In Sweden, the copyright lobby tried exactly the same tactic a couple of months after the seminar where Johan Schlüter had been speaking. In July 2007, the Swedish police was planning to add The Pirate Bay to the Swedish list of alleged child pornography sites, that are blocked by most major Swedish ISPs.
The police made no attempt whatsoever to contact anybody from The Pirate Bay, which they of course should have done if they had actually found any links to illegal pictures of sexual child abuse. The plan was to just censor the site, and at the same time create a guilt-by-association link between file sharing and child porn.
In the Swedish case, the plan backfired when the updated censorship list was leaked before it was put into effect. After an uproar in the blogosphere, the Swedish police was eventually forced to back down from the claim that they had found illegal child abuse pictures, or had any other legal basis for censoring the file sharing site. Unlike in Denmark, The Pirate Bay is not censored in Sweden today.
But the copyright lobby never gives up. If they are unable to get what they want on the national level, they will try through the EU, and vice versa.
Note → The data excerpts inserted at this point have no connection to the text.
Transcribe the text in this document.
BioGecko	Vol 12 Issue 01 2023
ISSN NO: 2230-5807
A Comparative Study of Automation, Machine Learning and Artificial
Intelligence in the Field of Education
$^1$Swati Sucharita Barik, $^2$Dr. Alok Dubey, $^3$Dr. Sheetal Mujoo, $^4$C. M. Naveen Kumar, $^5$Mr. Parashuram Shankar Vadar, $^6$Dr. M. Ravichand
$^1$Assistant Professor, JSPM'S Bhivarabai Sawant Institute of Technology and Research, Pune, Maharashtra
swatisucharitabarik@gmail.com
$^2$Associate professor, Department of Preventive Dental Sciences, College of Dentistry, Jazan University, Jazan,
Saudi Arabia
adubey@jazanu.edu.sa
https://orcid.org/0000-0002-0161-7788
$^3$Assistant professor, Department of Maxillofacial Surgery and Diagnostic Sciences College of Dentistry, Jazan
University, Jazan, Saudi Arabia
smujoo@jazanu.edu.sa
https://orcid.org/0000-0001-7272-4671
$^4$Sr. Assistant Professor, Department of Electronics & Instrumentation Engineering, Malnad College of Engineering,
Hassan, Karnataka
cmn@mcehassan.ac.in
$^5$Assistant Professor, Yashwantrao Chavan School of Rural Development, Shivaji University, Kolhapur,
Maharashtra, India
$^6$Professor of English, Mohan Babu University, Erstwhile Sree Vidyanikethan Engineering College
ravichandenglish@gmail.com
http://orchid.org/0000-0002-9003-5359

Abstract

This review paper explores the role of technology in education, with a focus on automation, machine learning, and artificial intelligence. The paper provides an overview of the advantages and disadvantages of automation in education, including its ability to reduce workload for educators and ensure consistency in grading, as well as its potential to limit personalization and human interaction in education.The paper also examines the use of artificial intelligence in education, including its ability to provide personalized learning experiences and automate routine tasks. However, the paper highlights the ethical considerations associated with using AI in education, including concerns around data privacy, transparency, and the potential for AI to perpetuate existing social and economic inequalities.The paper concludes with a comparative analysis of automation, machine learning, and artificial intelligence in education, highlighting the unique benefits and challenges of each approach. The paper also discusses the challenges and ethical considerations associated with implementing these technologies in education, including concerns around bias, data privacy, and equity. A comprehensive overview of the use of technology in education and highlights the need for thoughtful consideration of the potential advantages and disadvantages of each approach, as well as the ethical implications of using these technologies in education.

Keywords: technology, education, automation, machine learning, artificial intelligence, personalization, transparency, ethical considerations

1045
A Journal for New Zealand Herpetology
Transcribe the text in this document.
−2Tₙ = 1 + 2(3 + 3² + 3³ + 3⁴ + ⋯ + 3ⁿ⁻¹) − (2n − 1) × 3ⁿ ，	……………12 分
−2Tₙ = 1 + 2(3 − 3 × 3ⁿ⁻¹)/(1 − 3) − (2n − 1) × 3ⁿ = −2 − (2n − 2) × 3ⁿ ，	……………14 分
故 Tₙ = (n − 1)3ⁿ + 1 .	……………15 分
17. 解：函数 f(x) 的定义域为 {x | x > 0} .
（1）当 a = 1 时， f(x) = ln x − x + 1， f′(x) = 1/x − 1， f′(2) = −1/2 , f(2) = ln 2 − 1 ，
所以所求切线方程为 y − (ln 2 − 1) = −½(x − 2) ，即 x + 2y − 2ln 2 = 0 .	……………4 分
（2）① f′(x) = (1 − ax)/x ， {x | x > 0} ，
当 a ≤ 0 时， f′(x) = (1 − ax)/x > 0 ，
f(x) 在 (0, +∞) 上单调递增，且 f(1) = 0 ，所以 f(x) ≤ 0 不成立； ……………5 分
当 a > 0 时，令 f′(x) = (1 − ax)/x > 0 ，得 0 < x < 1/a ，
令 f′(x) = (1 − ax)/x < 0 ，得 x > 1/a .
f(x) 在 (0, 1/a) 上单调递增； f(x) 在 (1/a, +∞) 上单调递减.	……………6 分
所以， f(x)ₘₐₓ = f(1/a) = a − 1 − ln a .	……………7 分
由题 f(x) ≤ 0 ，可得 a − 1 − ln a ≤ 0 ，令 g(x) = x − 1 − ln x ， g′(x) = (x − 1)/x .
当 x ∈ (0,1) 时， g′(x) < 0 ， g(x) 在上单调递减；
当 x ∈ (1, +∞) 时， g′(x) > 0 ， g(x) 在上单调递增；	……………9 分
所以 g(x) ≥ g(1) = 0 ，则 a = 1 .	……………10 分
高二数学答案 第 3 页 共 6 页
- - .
The big film and record companies want censorship of the net, and they are perfectly willing to cynically use child porn as an excuse to get it. All they needed was a politician who was prepared to do their bidding, without spending too much effort on checking facts, or reflecting on the wisdom of introducing censorship on the net.
Unfortunately they found one in the newly appointed Swedish EU commissioner Cecilia Malmström. In March 2010 she presented an EU directive to introduce filtering of the net, exactly along to the lines that Johan Schlüter was advocating in his speech at the seminar in 2007. As drafted by the Commission, the directive would have forced member states to introduce blocking of sites alleged to contain child pornography.
Thanks to a lot of hard work from members of the European Parliament from several different political groups in the Committee for Fundamental Rights LIBE, the Commission’s attempt to force the member states to introduce mandatory blocking was averted. The European Parliament changed the directive to say that member states may, as opposed to shall, introduce Internet blocking, but if they do, they must make sure that the procedure follows at least some legal minimum standards, and that the person whose website blocked has a right to appeal.
Since the directive does not mandate Internet blocking on the EU level, but leaves it up to the member states, we can expect the copyright industry to intensify their efforts to introduce Internet blocking on the national level in the countries that don’t already have such systems in place. Although their real goal is to get the authorities to block sites like The Pirate Bay, the copyright industry will continue to use the child porn card wherever they judge it is too early to start talking about the censorship they really want.
But increasingly, they are beginning to feel that they no longer have to hide their real intentions. In the US, as this is being written in January 2012, Congress is debating a twin pair of laws called SOPA, Stop Online Piracy Act, and PIPA, Protect IP Act.